Amazon Prime Makes You a Lazy Shopper
It’s easy to become a complacent shopper when your go-to retailer is Amazon. You search for your product, add to your cart, check out and, boom!, you’re done. But did you get the best price?
“People often assume that shopping on Amazon means that you’re getting the best price, but that is not always the case,” says Bodge. “If having a Prime membership means that Amazon is your go-to place to shop and you’re not comparing prices elsewhere, your membership might be working against you, rather than for you.”
Bodge and fellow savvy shopper Woroch say you better shop around.
“You can often find better prices at competitors, and most big box retailers will even price-match Amazon if they do have a lower price -- including Walmart, Target and Best Buy,” says Woroch. “So why pay for Prime when you can get Amazon’s low prices at a regular retailer anyway?”

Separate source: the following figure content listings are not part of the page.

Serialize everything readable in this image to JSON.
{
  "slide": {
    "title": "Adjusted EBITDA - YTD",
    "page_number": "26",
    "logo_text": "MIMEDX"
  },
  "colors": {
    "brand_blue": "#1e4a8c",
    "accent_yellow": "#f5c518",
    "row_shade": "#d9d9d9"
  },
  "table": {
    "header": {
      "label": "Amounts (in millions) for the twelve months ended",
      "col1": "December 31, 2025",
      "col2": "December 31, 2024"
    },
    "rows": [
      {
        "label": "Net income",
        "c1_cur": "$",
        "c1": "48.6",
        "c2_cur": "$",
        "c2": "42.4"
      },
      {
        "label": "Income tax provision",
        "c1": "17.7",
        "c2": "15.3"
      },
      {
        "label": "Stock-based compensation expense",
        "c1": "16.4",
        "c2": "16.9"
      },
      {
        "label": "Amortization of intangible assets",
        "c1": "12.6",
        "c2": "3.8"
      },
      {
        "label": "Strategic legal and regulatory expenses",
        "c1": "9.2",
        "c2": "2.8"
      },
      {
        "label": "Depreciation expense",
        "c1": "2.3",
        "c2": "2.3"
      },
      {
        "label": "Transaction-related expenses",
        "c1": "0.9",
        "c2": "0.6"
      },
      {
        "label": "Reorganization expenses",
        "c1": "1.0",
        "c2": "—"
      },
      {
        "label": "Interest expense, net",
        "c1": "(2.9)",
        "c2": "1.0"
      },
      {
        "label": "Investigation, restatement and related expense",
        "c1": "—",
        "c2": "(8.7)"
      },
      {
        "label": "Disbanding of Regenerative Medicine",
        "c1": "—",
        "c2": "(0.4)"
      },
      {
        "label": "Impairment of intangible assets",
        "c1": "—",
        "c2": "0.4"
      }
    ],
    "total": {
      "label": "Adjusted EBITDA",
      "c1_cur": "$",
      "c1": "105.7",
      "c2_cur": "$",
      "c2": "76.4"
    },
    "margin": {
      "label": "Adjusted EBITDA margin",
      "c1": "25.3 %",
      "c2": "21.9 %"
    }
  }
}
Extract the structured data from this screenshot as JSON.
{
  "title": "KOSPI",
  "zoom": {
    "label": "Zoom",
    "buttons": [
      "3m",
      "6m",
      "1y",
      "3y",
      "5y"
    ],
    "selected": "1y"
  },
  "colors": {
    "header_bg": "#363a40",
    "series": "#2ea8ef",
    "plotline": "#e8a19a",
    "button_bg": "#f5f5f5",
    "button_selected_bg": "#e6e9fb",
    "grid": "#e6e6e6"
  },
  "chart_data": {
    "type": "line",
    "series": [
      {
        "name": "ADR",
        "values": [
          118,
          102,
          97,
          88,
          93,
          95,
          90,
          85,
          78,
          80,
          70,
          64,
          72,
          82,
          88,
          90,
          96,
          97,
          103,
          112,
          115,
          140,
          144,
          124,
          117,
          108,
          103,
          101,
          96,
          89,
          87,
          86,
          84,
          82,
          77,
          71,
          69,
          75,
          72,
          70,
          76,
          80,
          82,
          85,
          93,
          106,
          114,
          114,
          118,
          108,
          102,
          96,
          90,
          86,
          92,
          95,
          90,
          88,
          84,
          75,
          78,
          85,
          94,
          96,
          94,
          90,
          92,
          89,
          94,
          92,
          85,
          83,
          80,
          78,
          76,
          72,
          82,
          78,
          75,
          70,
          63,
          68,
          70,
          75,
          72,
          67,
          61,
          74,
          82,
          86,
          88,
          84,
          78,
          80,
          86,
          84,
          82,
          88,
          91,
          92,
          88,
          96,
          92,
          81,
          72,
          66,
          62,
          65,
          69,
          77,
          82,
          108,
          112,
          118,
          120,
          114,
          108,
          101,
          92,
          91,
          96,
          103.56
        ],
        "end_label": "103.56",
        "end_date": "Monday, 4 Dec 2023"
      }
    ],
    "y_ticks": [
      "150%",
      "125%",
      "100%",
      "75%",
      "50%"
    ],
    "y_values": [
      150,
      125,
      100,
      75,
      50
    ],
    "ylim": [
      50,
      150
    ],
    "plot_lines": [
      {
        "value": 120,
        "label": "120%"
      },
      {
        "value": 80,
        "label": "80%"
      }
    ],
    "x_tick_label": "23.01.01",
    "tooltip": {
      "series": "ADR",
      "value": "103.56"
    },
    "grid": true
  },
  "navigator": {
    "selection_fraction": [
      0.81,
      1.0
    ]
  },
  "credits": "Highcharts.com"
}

Prime Day Is Mostly a Huge Garage Sale
If you’re holding onto your Prime membership to get a better angle on deals for Prime Day, really, was it worth it in past years? Most of the “deals” are on Amazon’s proprietary products and third-party items that likely didn’t sell well. Just like a garage sale, there may be a hidden treasure among the tchotchkes. You will find some flash and dazzle -- good deals on televisions and computers, for instance. But buyer’s remorse can quickly set in, as it did with my Ancestry DNA kit and Kindle impulse purchases.
Maybe you aren't a fan of Jeff Bezos, founder of Amazon.com, who grew his upstart online-bookstore into one of the world's largest online marketplaces of nearly ... everything.
Amazon has made Bezos into one of the world's richest individuals and enabled Amazon to gobble up other, smaller players in the retail and tech worlds. That wealth enabled Bezos to buy The Washington Post and Whole Food Markets, among others, as well start his own commercial aerospace company, Blue Origin.
As Big Tech increasingly undergoes more scrutiny from the federal government, some consumers rebel by not buying into the services of those major players.
Or maybe you're not a fan of the man behind the company that recently was victorious in workers' failed efforts to unionize at an Amazon facility in Bessemer, Ala.